6.1.1.1 What does a Box-Cox transformation do?

Because the estimated parameter is in the exponent, it is called a POWER transformation. Different values of the parameter mimick no transformation (1), log transformation (0), square root (0.5), or inverse (-1). Because it is so flexible it can handle many different types of distributions

Several caveats:
- Can only be used when predictors are greater or equal to 0
- Yeo-Johnson transformation can be used when there are negative values.
- Best used for models that use polynomial transformations like linear regression, neural networks, or support vector machines.

6.1.1.2 Logit Transformation

Proportions, or data that falls between 0 and 1, are a special case that warrants their own transformation! Sometimes when a proportion is the outcome variable, model predictions can include results that are outside these bounds. Using a logit transformation, we can correct for that by changing the values between negative and positive infinity. If π is the variable, the logit transformations is:

$logit(π) = log(\frac{π}{1-π})$

After the predictions are calculated, you can use the inverse logit to return the data to its original form.

6.1.2 Standardizing

Why standardize? When your predictors are all in different units, with varying ranges, some may have an out-sized influence on the outcome when that should not be the case. This is especially true for models that use a distance computation like kNN, PCA, SVM, lasso and ridge regression, and variable importance calculation. Logistic regression and tree based methods not so much….

The main techniques illustrated in the book are centering, scaling, and smoothing sequential (time) data.

6.1.2.1 Centering and Scaling

Centering is pretty straight forward. For each variable, every value is subtracted by its average. After which, all variables will have a mean of zero.

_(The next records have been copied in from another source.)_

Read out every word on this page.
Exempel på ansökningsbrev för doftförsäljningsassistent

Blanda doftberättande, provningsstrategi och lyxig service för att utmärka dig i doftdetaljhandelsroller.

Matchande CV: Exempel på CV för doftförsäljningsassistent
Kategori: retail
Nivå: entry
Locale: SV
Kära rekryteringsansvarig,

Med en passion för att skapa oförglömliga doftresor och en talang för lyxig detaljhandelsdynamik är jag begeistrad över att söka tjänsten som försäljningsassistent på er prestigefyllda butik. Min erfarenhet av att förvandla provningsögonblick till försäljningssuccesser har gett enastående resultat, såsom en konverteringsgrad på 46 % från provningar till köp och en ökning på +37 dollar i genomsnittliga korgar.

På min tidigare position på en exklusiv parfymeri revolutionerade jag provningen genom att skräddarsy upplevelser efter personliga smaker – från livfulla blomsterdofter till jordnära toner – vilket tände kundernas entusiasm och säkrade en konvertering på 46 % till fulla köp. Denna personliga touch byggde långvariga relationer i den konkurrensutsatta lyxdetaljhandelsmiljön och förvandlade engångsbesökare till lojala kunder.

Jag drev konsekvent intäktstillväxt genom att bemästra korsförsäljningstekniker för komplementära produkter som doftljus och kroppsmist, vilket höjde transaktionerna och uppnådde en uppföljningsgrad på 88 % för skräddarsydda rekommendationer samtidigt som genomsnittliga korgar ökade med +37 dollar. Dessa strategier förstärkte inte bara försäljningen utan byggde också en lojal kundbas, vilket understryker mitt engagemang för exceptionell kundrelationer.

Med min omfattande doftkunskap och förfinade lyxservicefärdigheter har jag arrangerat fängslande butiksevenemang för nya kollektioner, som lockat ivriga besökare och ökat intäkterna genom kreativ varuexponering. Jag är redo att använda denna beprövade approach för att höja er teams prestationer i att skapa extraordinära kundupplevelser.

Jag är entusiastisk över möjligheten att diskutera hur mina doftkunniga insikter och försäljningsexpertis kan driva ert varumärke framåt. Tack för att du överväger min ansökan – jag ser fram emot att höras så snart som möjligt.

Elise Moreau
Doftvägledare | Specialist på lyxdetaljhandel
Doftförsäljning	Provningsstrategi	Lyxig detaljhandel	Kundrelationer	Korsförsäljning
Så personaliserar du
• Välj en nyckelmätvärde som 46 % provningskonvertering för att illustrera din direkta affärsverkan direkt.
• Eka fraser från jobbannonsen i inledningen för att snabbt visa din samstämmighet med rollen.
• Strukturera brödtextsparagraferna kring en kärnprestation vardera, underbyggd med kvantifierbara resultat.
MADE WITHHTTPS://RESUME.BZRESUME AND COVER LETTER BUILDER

Scaling is the process of dividing a variable by the corresponding training set’s standard deviation. This ensures that that variables have a standard deviation of one.

In addition to improving model performance, centering and scaling can also help better interpret our models for a couple reasons

It is easier to interpret the y-intercept when the predictors have been centered and scaled
Centering allows for an easier interpretation of coefficients with different magnitudes

6.1.2.2 Time data: Smoothing

When your model uses sequential, or time related, there can be a lot of noise in your model. By computing a running average,or a running median, we can smooth out our predictor and reduce noise. These are computed by taking the average of a point and one point before and after. The size of the moving window is extremely important. Small windows might not involve much smoothing at all, and large windows may miss out on important trends.

Computing the running median is especially important when there are major outliers in your sequential data.

A sequence of outcome values over time. The raw data contain outliers on days 10 and 45. The smoothed values are the result of a 3-point running median.